Canterbury Tales on Stage!

Our Tale
 

 

Why Chaucer? Because Chaucer lights up what is so brilliantly human in each of us through his wide and deeply colorful human canvas.

In the 14th century, Geoffrey Chaucer, above all other writers in the English language, crafted a uniquely theatrical examination of the human comedy, and did so with a singular passion for the whimsical and the profound.

Considered the Father of English Poetry, and an unsurpassed master of the storytelling art, Chaucer left us a magnificent body of work -- verses and tales that whisper to us across the centuries, like closely held secrets that make us chortle and private truths that touch our hearts. All this and considerably more generate a tremendously compelling passion in Geoffrey Chaucer & Co. to bring the sheer theatre of Chaucer's literary and spiritual secrets to life. To spread the word, so to speak.

How did it begin? Sometimes history turns on coincidence and momentum. In 1994, while seeking new material as a composer and director, I happened to overhear a local actor reading Chaucer aloud. In an attempt to boost the spirits of an ailing mutual friend, he began reading The Miller’s Tale to her from Geoffrey Chaucer’s Canterbury Tales. I was startled to find that the warmth, the humor, the bawdy exuberance of the material lifted our friends’ heart like nothing else we’d tried. It occurred to me that this, among other things, made for terrific theatre.

This was not the Chaucer I remembered from high school. My first memories of Chaucer were of slogging through an endless two pages of The Wife of Bath’s Tale in Middle English verse. Hearing Chaucer read aloud in modern English like this electrified me, and enticed me to read the entire Canterbury Tales. Not only would the Miller’s make a great one-man show, I thought, perhaps the idea of a one-man show was way too narrow. Why not cast the entire tale? Why not stage them all?

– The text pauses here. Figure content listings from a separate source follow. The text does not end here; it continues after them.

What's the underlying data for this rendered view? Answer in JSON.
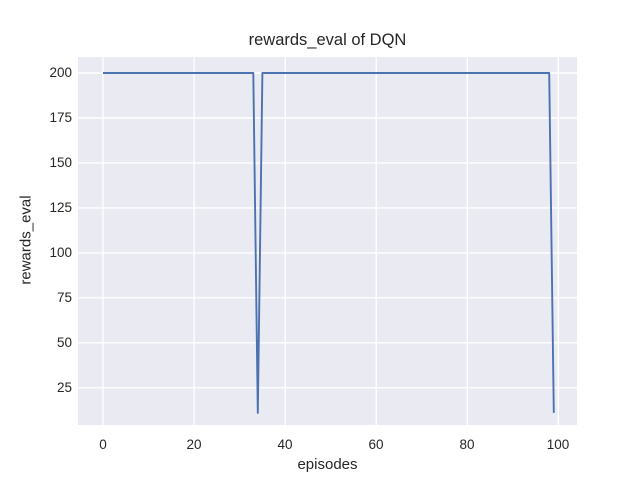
{
  "chart_data": {
    "type": "line",
    "title": "rewards_eval of DQN",
    "xlabel": "episodes",
    "ylabel": "rewards_eval",
    "series_name": "rewards_eval",
    "x_is_index": true,
    "x": [
      0,
      1,
      2,
      3,
      4,
      5,
      6,
      7,
      8,
      9,
      10,
      11,
      12,
      13,
      14,
      15,
      16,
      17,
      18,
      19,
      20,
      21,
      22,
      23,
      24,
      25,
      26,
      27,
      28,
      29,
      30,
      31,
      32,
      33,
      34,
      35,
      36,
      37,
      38,
      39,
      40,
      41,
      42,
      43,
      44,
      45,
      46,
      47,
      48,
      49,
      50,
      51,
      52,
      53,
      54,
      55,
      56,
      57,
      58,
      59,
      60,
      61,
      62,
      63,
      64,
      65,
      66,
      67,
      68,
      69,
      70,
      71,
      72,
      73,
      74,
      75,
      76,
      77,
      78,
      79,
      80,
      81,
      82,
      83,
      84,
      85,
      86,
      87,
      88,
      89,
      90,
      91,
      92,
      93,
      94,
      95,
      96,
      97,
      98,
      99
    ],
    "values": [
      200,
      200,
      200,
      200,
      200,
      200,
      200,
      200,
      200,
      200,
      200,
      200,
      200,
      200,
      200,
      200,
      200,
      200,
      200,
      200,
      200,
      200,
      200,
      200,
      200,
      200,
      200,
      200,
      200,
      200,
      200,
      200,
      200,
      200,
      11,
      200,
      200,
      200,
      200,
      200,
      200,
      200,
      200,
      200,
      200,
      200,
      200,
      200,
      200,
      200,
      200,
      200,
      200,
      200,
      200,
      200,
      200,
      200,
      200,
      200,
      200,
      200,
      200,
      200,
      200,
      200,
      200,
      200,
      200,
      200,
      200,
      200,
      200,
      200,
      200,
      200,
      200,
      200,
      200,
      200,
      200,
      200,
      200,
      200,
      200,
      200,
      200,
      200,
      200,
      200,
      200,
      200,
      200,
      200,
      200,
      200,
      200,
      200,
      200,
      11
    ],
    "xticks": [
      0,
      20,
      40,
      60,
      80,
      100
    ],
    "yticks": [
      25,
      50,
      75,
      100,
      125,
      150,
      175,
      200
    ],
    "xlim": [
      -5.5,
      104.1
    ],
    "ylim": [
      4.3,
      208.9
    ],
    "grid": true,
    "legend": false,
    "style": "seaborn-darkgrid",
    "colors": {
      "line": "#4c72b0",
      "axes_background": "#eaeaf2",
      "grid": "#ffffff",
      "figure_background": "#ffffff",
      "text": "#262626"
    }
  }
}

Our first production took place on April 19, 1996. Julian 
Lopez-Morillas performed the Nun’s Priest’s Tale on the Marin Civic Center’s Showcase Theatre stage, wearing a rented medieval clerics’ costume with only a modern drafting stool for a set. The production was backed by a cinematic soundtrack, and the entire, shoe-string package was extremely well-received.

Empowered by this kind of response, we proceeded to develop the epic undertaking of producing all the Canterbury Tales, beginning the full cycle in September of 1996. In our first season, we stayed with the single “story-acting” model for the Knight, Miller, Reeve, Cook and Lawyer’s tales. As we developed the material with several fine actors, we began to explore new ways to make the tales come more powerfully alive and to better reach our audiences.

For our fourth show, in February, 1997, we began a major theatrical shift. As each tale begins, the teller of the tale begins to “cast” the other pilgrims, enlisting them to play various characters in his story. By 1997, when we reached the Squire’s Tale, we began to incorporate classically-trained dancers to play the role of fairies, gods, servants, courtiers, etc., adding a wonderful, choreographic dimension to some of the tales. In the spring of 2000, we shifted our soundtrack to the live, solo cello work of the great cellist Joan Jenrenaud, formerly of the Kronos Quartet, elevating the musical dimension of our mission.

Then, in December of 2000 we began an experiment in musical theatre. The results were so exciting that we are now continuing to develop each set of tales in this format, as Canterbury Tales Musicals.

We are also beginning to "cast" the audience as Canterbury Pilgrims. This inclusive approach serves to enable each of us to more fully share the wonderful place Chaucer has created for us to experience.

Thanks for joining us in our journey to Canterbury.